Венценосный Государь Николай II. глава 44

Анатолий Половинкин
XLIV

   В то время, когда происходили все эти события, когда в правительстве рассматривался вопрос о создании Государственной Думы, произошло еще одно событие, показавшее, как дьявол «награждает» своих слуг. Весной 1906 года возмездие и заслуженная кара постигли провокатора и зачинщика «Кровавого воскресенья» Георгия Гапона. 
   Лидеры социал-революционной партии давно уже поставили крест на Гапоне, как на политической фигуре. Если ранее они надеялись еще как-то использовать его в своих интересах, то теперь, наслушавшись его безумных, а то  и просто бредовых речей, они поняли, что все, что нужно Гапону – это неограниченная власть и более ничего. К тому же бывший священник, а ныне просто расстрига, вызывал у социалистов тревогу, поскольку был вновь завербован тайной полицией. Это могло представлять для них опасность, и тогда в революционных кругах впервые заговорили о возможности физического  устранения провокатора.
   Гапон предложил сотрудничать с властями и Пинхусу Рутенбергу, чем вызвал у того крайнее возмущение и негодование. После того, как об этом предложении узнало руководство партии эсеров, Евно Азеф предложил Рутенбергу лично устранить Гапона. Впрочем, оставлять того в живых было уже просто опасно. Он сослужил свою службу, но слишком много знал, и его поведение невозможно было контролировать.
   Несмотря на то, что Евно Азеф и сам был тайным агентом полиции, он люто ненавидел своего непосредственного начальника Рачковского, и хотел устранить, вместе с Гапоном, и его самого.
   Рачковский встречался с бывшим священником лично, когда пытался его завербовать, и у него о главном действующем лице «Кровавого воскресенья», так же, как и у всех остальных, сложилось неблагоприятное впечатление.

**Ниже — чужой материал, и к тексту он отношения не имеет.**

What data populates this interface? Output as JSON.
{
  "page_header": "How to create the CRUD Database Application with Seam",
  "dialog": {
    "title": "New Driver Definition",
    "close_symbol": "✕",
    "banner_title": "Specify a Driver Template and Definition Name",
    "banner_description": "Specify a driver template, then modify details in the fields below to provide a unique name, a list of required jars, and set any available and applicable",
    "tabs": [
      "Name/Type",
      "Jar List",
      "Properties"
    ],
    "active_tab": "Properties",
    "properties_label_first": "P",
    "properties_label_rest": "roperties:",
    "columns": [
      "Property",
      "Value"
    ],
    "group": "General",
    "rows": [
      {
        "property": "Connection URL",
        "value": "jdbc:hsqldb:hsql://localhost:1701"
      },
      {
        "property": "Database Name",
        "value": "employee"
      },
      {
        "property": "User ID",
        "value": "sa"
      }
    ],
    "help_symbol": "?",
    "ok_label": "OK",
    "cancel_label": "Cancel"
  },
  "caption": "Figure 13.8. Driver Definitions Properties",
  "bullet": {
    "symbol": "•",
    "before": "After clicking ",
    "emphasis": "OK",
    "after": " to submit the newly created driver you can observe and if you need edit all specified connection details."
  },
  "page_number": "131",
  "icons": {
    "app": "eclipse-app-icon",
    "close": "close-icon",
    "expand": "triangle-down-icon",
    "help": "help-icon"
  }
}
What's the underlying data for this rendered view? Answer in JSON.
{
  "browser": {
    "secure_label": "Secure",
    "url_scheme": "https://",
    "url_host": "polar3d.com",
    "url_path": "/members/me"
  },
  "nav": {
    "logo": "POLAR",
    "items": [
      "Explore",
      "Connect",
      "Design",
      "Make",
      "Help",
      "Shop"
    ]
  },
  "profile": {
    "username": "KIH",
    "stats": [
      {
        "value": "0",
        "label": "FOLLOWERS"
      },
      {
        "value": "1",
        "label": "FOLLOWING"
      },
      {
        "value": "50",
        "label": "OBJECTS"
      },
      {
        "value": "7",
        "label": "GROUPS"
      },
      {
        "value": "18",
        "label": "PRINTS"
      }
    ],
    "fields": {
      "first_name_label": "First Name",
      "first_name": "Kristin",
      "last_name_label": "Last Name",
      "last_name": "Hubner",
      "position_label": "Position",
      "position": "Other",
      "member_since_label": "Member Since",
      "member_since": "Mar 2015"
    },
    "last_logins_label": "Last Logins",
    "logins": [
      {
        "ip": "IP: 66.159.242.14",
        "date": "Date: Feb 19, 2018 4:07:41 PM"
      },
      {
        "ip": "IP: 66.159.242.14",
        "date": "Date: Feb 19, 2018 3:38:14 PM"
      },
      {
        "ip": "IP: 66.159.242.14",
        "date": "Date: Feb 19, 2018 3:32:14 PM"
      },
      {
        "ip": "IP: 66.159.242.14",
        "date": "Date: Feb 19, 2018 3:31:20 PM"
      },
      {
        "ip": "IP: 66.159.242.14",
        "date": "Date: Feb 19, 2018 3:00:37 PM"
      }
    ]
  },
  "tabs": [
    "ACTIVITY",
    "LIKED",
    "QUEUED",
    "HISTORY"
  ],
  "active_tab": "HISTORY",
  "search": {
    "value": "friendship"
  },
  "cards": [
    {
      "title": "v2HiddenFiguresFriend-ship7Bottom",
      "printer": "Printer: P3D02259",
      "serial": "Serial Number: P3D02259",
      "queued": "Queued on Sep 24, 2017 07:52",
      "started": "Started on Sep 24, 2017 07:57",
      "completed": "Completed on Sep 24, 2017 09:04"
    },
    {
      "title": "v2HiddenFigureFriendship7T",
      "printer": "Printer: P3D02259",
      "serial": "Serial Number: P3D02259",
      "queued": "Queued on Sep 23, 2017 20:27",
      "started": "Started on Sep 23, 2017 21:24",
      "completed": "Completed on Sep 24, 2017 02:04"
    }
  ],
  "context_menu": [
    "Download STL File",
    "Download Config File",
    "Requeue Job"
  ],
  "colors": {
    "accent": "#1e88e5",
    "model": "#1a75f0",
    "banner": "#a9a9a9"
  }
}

Тщеславный, совершенно не разбирающийся в политике, и мечтающий о власти, к тому же уверенный в собственном лидерстве.
   Рутенберг, по указанию верхушки партии эсеров, вернулся в Петербург, где стал распространять среди рабочих слухи о том, что Гапон является полицейским агентом. Рабочие негодовали, требуя возмездия предателю.
   Это было как нельзя более на руку Рутенбергу. Настроения рабочих лишь способствовали его планам.
   Решение о ликвидации Гапона было принято.
   Существует версия, будто у Рутенберга был определенный план, как лучше совершить это убийство. Согласно ему Гапона должны были посадить в повозку, а по дороге зарезать ножом, тело же выбросить и закопать в снегу. К тому времени, когда растает снег, убийц уже невозможно будет найти.
   Этот план намечен был на первое марта. Рутенберг нанял убийц, которые под видом извозчиков подъехали к дому, где в то время проживал Гапон. Однако когда убийцы узнали свою жертву, они отказались совершать это преступление.
   Неизвестно, насколько эта версия правдива, так как убит Гапон был совсем другим способом, и совсем в другом месте.
   Не все рабочие поверили в то, что Гапон стал полицейским агентом, и потребовали доказательств. Тогда Рутенберг снял дачу в Озерках, куда и должен был привести предателя. В одной из комнат заранее спрятались несколько рабочих, которые должны были подслушать разговор Рутенберга с бывшем священником, где речь пошла бы о предательстве последнего.
   28 марта Гапон приехал в Озерки, где его ожидал на станции Рутенберг. К тому времени шум вокруг личности Гапона уже немного поутих, и он осмелился вернуться в Россию, где планировал продолжать свою подрывную деятельность.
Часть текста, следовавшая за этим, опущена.